Он слушал меня молча. Только бледнел все больше, все шире становились глаза и плотнее сжимались губы. Когда я закончила, он еще недолго помолчал, а потом вдруг с размаху ударил кулаком по столу — так, что подскочили и чашки, и сахарница, и я, а бутылка с коньяком и вовсе упала.
— Так все это время она была жива! Все это время она жила, страдала, над ней измывались какие-то подонки, причем — здесь, в Москве, они привезли ее в Москву… А мы жили рядом! Мы были здесь же и нам было удобнее верить в ее смерть! Удобнее принять ее смерть, нежели страдать от неопределенности! Боже… Мы ведь прекратили поиски… Мы ничего не предпринимали! Мы смирились! Опустили руки!

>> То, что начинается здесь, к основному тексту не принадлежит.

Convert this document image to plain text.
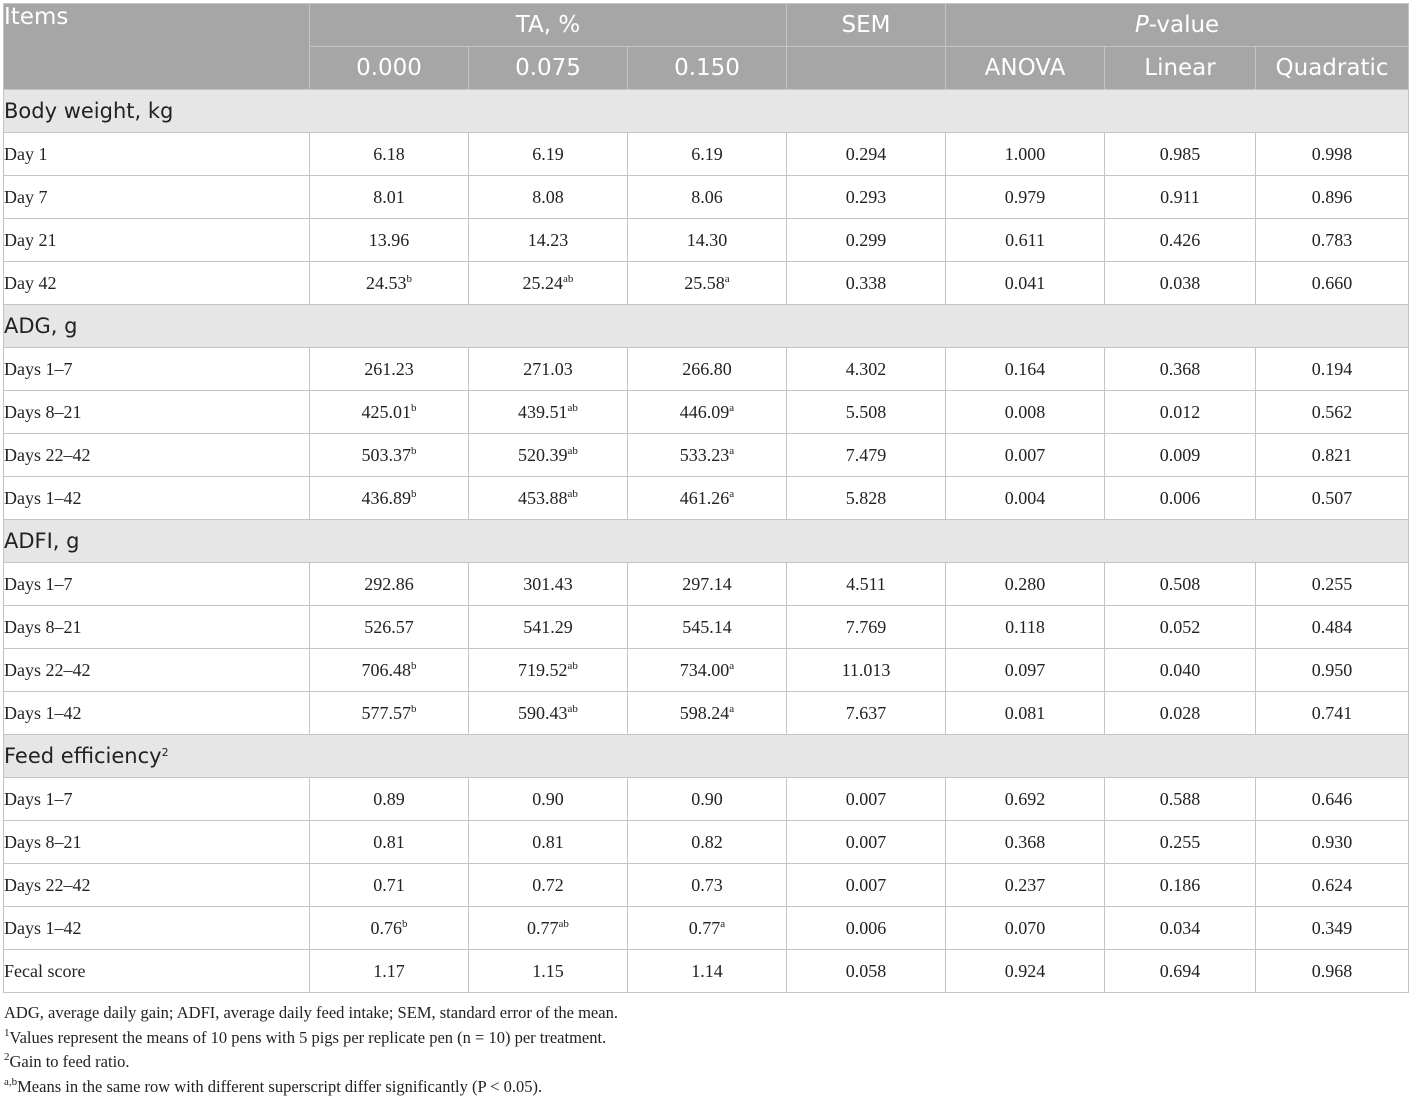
Items	TA, %			SEM	P-value		
	0.000	0.075	0.150		ANOVA	Linear	Quadratic
Body weight, kg							
Day 1	6.18	6.19	6.19	0.294	1.000	0.985	0.998
Day 7	8.01	8.08	8.06	0.293	0.979	0.911	0.896
Day 21	13.96	14.23	14.30	0.299	0.611	0.426	0.783
Day 42	24.53$^b$	25.24$^{ab}$	25.58$^a$	0.338	0.041	0.038	0.660
ADG, g							
Days 1–7	261.23	271.03	266.80	4.302	0.164	0.368	0.194
Days 8–21	425.01$^b$	439.51$^{ab}$	446.09$^a$	5.508	0.008	0.012	0.562
Days 22–42	503.37$^b$	520.39$^{ab}$	533.23$^a$	7.479	0.007	0.009	0.821
Days 1–42	436.89$^b$	453.88$^{ab}$	461.26$^a$	5.828	0.004	0.006	0.507
ADFI, g							
Days 1–7	292.86	301.43	297.14	4.511	0.280	0.508	0.255
Days 8–21	526.57	541.29	545.14	7.769	0.118	0.052	0.484
Days 22–42	706.48$^b$	719.52$^{ab}$	734.00$^a$	11.013	0.097	0.040	0.950
Days 1–42	577.57$^b$	590.43$^{ab}$	598.24$^a$	7.637	0.081	0.028	0.741
Feed efficiency$^2$
Days 1–7	0.89	0.90	0.90	0.007	0.692	0.588	0.646
Days 8–21	0.81	0.81	0.82	0.007	0.368	0.255	0.930
Days 22–42	0.71	0.72	0.73	0.007	0.237	0.186	0.624
Days 1–42	0.76$^b$	0.77$^{ab}$	0.77$^a$	0.006	0.070	0.034	0.349
Fecal score	1.17	1.15	1.14	0.058	0.924	0.694	0.968
ADG, average daily gain; ADFI, average daily feed intake; SEM, standard error of the mean.
$^1$Values represent the means of 10 pens with 5 pigs per replicate pen (n = 10) per treatment.
$^2$Gain to feed ratio.
$^{a,b}$Means in the same row with different superscript differ significantly (P < 0.05).
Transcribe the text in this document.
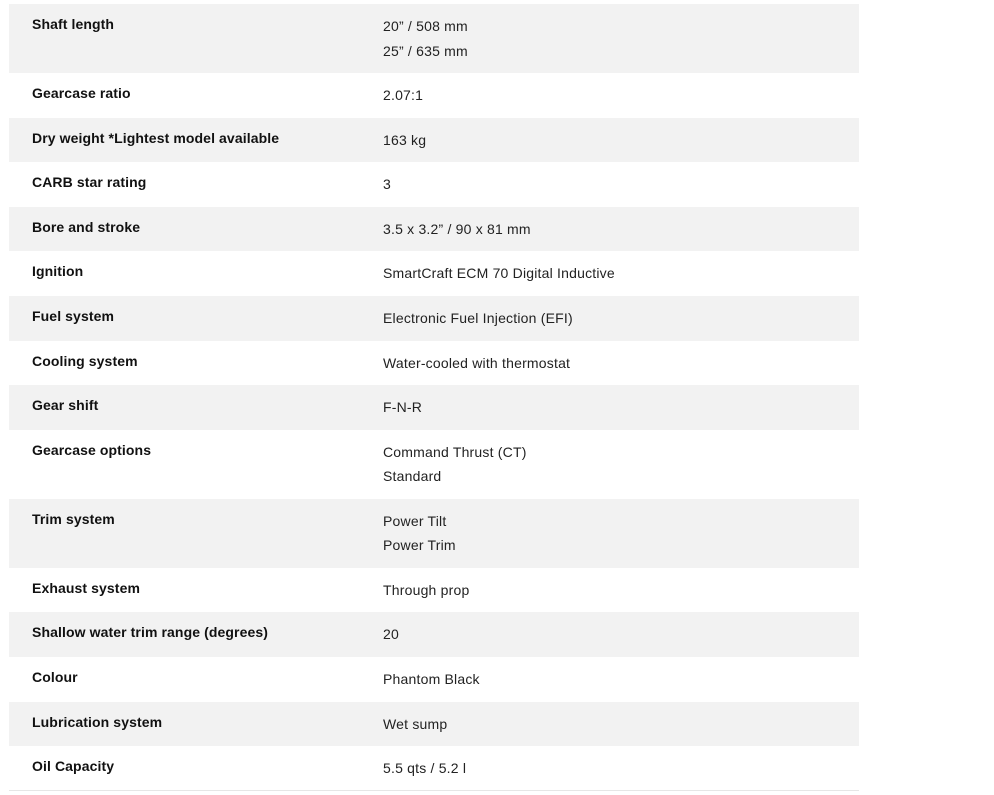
Shaft length	20” / 508 mm
25” / 635 mm
Gearcase ratio	2.07:1
Dry weight *Lightest model available	163 kg
CARB star rating	3
Bore and stroke	3.5 x 3.2” / 90 x 81 mm
Ignition	SmartCraft ECM 70 Digital Inductive
Fuel system	Electronic Fuel Injection (EFI)
Cooling system	Water-cooled with thermostat
Gear shift	F-N-R
Gearcase options	Command Thrust (CT)
Standard
Trim system	Power Tilt
Power Trim
Exhaust system	Through prop
Shallow water trim range (degrees)	20
Colour	Phantom Black
Lubrication system	Wet sump
Oil Capacity	5.5 qts / 5.2 l
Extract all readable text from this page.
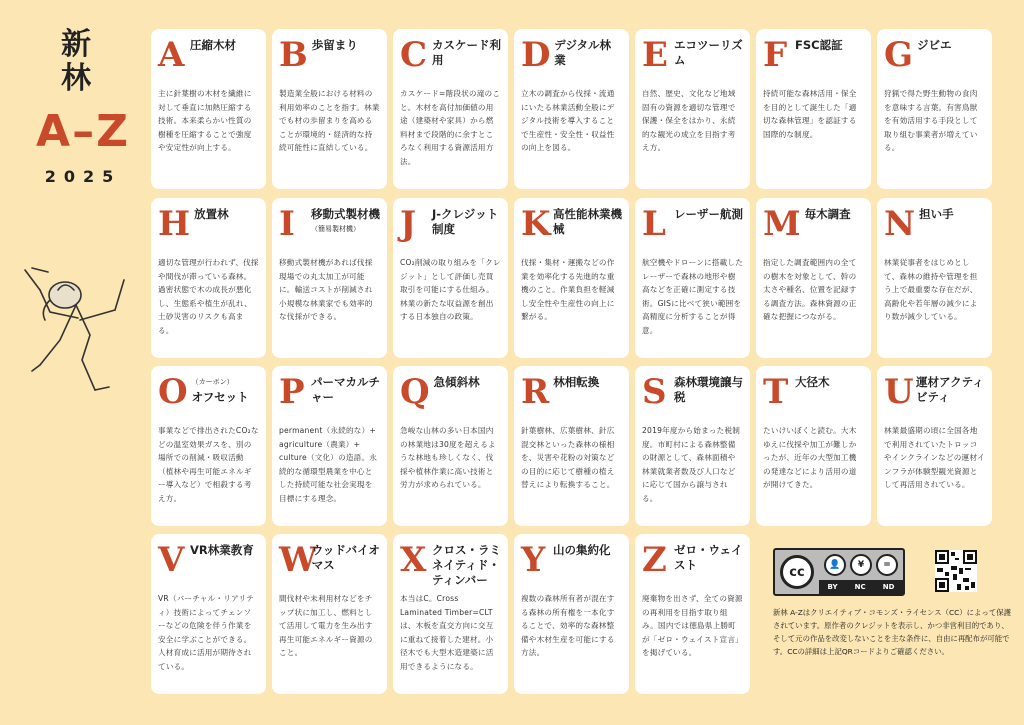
新 林
A–Z
2025
A 圧縮木材
主に針葉樹の木材を繊維に対して垂直に加熱圧縮する技術。本来柔らかい性質の樹種を圧縮することで強度や安定性が向上する。
B 歩留まり
製造業全般における材料の利用効率のことを指す。林業でも材の歩留まりを高めることが環境的・経済的な持続可能性に直結している。
C カスケード利用
カスケード=階段状の滝のこと。木材を高付加価値の用途（建築材や家具）から燃料材まで段階的に余すところなく利用する資源活用方法。
D デジタル林業
立木の調査から伐採・流通にいたる林業活動全般にデジタル技術を導入することで生産性・安全性・収益性の向上を図る。
E エコツーリズム
自然、歴史、文化など地域固有の資源を適切な管理で保護・保全をはかり、永続的な観光の成立を目指す考え方。
F FSC認証
持続可能な森林活用・保全を目的として誕生した「適切な森林管理」を認証する国際的な制度。
G ジビエ
狩猟で得た野生動物の食肉を意味する言葉。有害鳥獣を有効活用する手段として取り組む事業者が増えている。
H 放置林
適切な管理が行われず、伐採や間伐が滞っている森林。過密状態で木の成長が悪化し、生態系や植生が乱れ、土砂災害のリスクも高まる。
I	移動式製材機
（簡易製材機）
移動式製材機があれば伐採現場での丸太加工が可能に。輸送コストが削減され小規模な林業家でも効率的な伐採ができる。
J	J-クレジット制度
CO₂削減の取り組みを「クレジット」として評価し売買取引を可能にする仕組み。林業の新たな収益源を創出する日本独自の政策。
K 高性能林業機械
伐採・集材・運搬などの作業を効率化する先進的な重機のこと。作業負担を軽減し安全性や生産性の向上に繋がる。
L レーザー航測
航空機やドローンに搭載したレーザーで森林の地形や樹高などを正確に測定する技術。GISに比べて狭い範囲を高精度に分析することが得意。
M 毎木調査
指定した調査範囲内の全ての樹木を対象として、幹の太さや種名、位置を記録する調査方法。森林資源の正確な把握につながる。
N 担い手
林業従事者をはじめとして、森林の維持や管理を担う上で最重要な存在だが、高齢化や若年層の減少により数が減少している。
O （カーボン）
オフセット
事業などで排出されたCO₂などの温室効果ガスを、別の場所での削減・吸収活動（植林や再生可能エネルギー導入など）で相殺する考え方。
P パーマカルチャー
permanent（永続的な）+ agriculture（農業）+ culture（文化）の造語。永続的な循環型農業を中心とした持続可能な社会実現を目標にする理念。
Q 急傾斜林
急峻な山林の多い日本国内の林業地は30度を超えるような林地も珍しくなく、伐採や植林作業に高い技術と労力が求められている。
R 林相転換
針葉樹林、広葉樹林、針広混交林といった森林の様相を、災害や花粉の対策などの目的に応じて樹種の植え替えにより転換すること。
S 森林環境譲与税
2019年度から始まった税制度。市町村による森林整備の財源として、森林面積や林業就業者数及び人口などに応じて国から譲与される。
T 大径木
たいけいぼくと読む。大木ゆえに伐採や加工が難しかったが、近年の大型加工機の発達などにより活用の道が開けてきた。
U 運材アクティビティ
林業最盛期の頃に全国各地で利用されていたトロッコやインクラインなどの運材インフラが体験型観光資源として再活用されている。
V VR林業教育
VR（バーチャル・リアリティ）技術によってチェンソーなどの危険を伴う作業を安全に学ぶことができる。人材育成に活用が期待されている。
W
ウッドバイオマス
間伐材や未利用材などをチップ状に加工し、燃料として活用して電力を生み出す再生可能エネルギー資源のこと。
X クロス・ラミネイティド・ティンバー
本当はC。Cross Laminated Timber=CLTは、木板を直交方向に交互に重ねて接着した建材。小径木でも大型木造建築に活用できるようになる。
Y 山の集約化
複数の森林所有者が混在する森林の所有権を一本化することで、効率的な森林整備や木材生産を可能にする方法。
Z ゼロ・ウェイスト
廃棄物を出さず、全ての資源の再利用を目指す取り組み。国内では徳島県上勝町が「ゼロ・ウェイスト宣言」を掲げている。
cc	👤	¥	=
BY NC ND
新林 A-Zはクリエイティブ・コモンズ・ライセンス（CC）によって保護されています。原作者のクレジットを表示し、かつ非営利目的であり、そして元の作品を改変しないことを主な条件に、自由に再配布が可能です。CCの詳細は上記QRコードよりご確認ください。
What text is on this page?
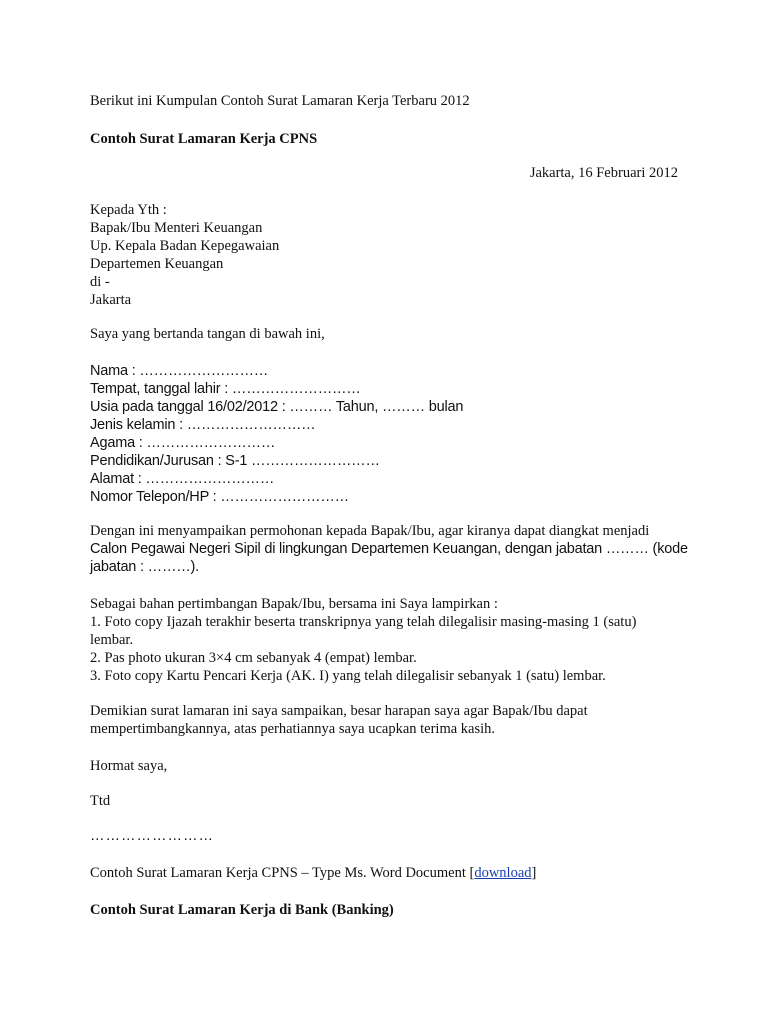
Berikut ini Kumpulan Contoh Surat Lamaran Kerja Terbaru 2012
Contoh Surat Lamaran Kerja CPNS
Jakarta, 16 Februari 2012
Kepada Yth :
Bapak/Ibu Menteri Keuangan
Up. Kepala Badan Kepegawaian
Departemen Keuangan
di -
Jakarta
Saya yang bertanda tangan di bawah ini,
Nama : ………………………
Tempat, tanggal lahir : ………………………
Usia pada tanggal 16/02/2012 : ……… Tahun, ……… bulan
Jenis kelamin : ………………………
Agama : ………………………
Pendidikan/Jurusan : S-1 ………………………
Alamat : ………………………
Nomor Telepon/HP : ………………………
Dengan ini menyampaikan permohonan kepada Bapak/Ibu, agar kiranya dapat diangkat menjadi
Calon Pegawai Negeri Sipil di lingkungan Departemen Keuangan, dengan jabatan ……… (kode
jabatan : ………).
Sebagai bahan pertimbangan Bapak/Ibu, bersama ini Saya lampirkan :
1. Foto copy Ijazah terakhir beserta transkripnya yang telah dilegalisir masing-masing 1 (satu)
lembar.
2. Pas photo ukuran 3×4 cm sebanyak 4 (empat) lembar.
3. Foto copy Kartu Pencari Kerja (AK. I) yang telah dilegalisir sebanyak 1 (satu) lembar.
Demikian surat lamaran ini saya sampaikan, besar harapan saya agar Bapak/Ibu dapat
mempertimbangkannya, atas perhatiannya saya ucapkan terima kasih.
Hormat saya,
Ttd
……………………
Contoh Surat Lamaran Kerja CPNS – Type Ms. Word Document [download]
Contoh Surat Lamaran Kerja di Bank (Banking)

— Но ведь в милиции оставалась ее фотография, она была в списке разыскиваемых детей…
— В милиции! Но разве они что-нибудь предпринимали?
Разве они могли что-нибудь сделать? Разве на них можно хоть в чем-то надеяться? Надо было самим… Самим… О, Боже!
Старуха Ванга была права! Ольга жива… А мы, вместо того, чтобы объединиться и делать что-то, мы предпочли смириться с ее смертью, мы перессорились, перегрызлись, как крысы, разбежались в разные стороны… Лана умерла… Отец уехал, писал свои дурацкие сценарии, ставил фильм… Я — остался, но блядовал тут во всю, ни до чего мне дела не было, я о ней даже не вспоминал, старался не вспоминать… Андрей — и вовсе женился, словно ни Ланы, ни Оли и на свете-то никогда не было!